Researchers at the Georgetown University Center on Education and the Workforce found that six out of 100 college-age students in California are black, but only three of 100 students are black at schools such as Cal Poly, San Diego State and a handful of University of California campuses, including UCLA, UC Berkeley, Davis, Irvine, San Diego, Santa Barbara and Santa Cruz.

Those numbers did not improve at all from 2005 to 2015. Martin Van Der Werf, a study co-author, said, in part, he blames inequality in funding for K-12 schools.

“It becomes sort of a self-fulfilling prophecy over time,” Van Der Werf said. “We give more resources to the wealthier districts, the wealthier districts produce students who do better on the tests, those students go on to selective colleges, and things just don’t tend to change over time.”

However, Latino representation has improved – going from 14 percent of freshmen at selective public colleges in 2005 up to 25 percent ten years later. The report found that 85 percent of students at selective institutions graduate – and it found that those schools spend five times as much money on instruction and academic support compared with open-admission public colleges – the biggest gap in any state.

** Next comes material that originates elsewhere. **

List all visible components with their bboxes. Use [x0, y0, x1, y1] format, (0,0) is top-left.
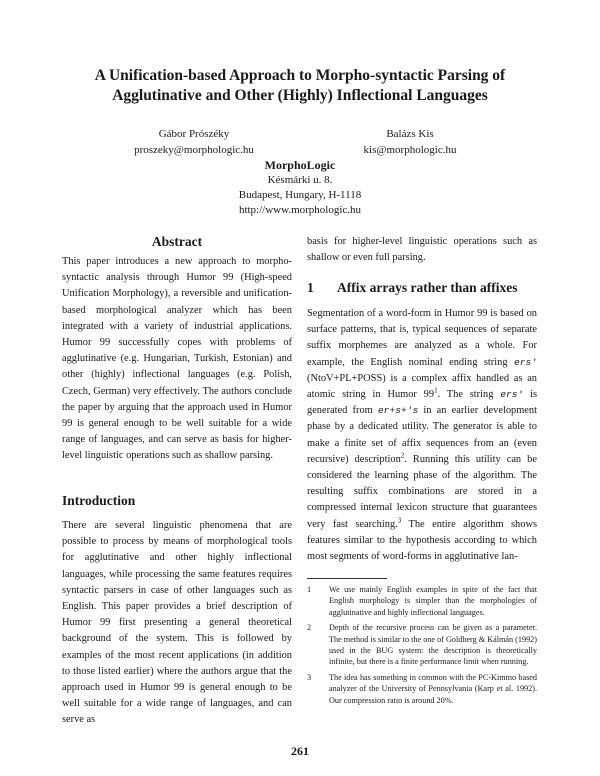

Van Der Werf said the schools should take more than just the SATs into account when making admissions decisions, adding that test scores inherently favor whites.

“Whites do better on standardized tests,” Van Der Werf said. “Latinos do second best and blacks, of the three groups, they do the worst. And so when you rely on testing as an entry measure, whites are always going to do better.”

The study also found that state funding is very unequal. California’s selective public colleges received $8,800 per student in 2015, whereas open-access public colleges received $2,400 less.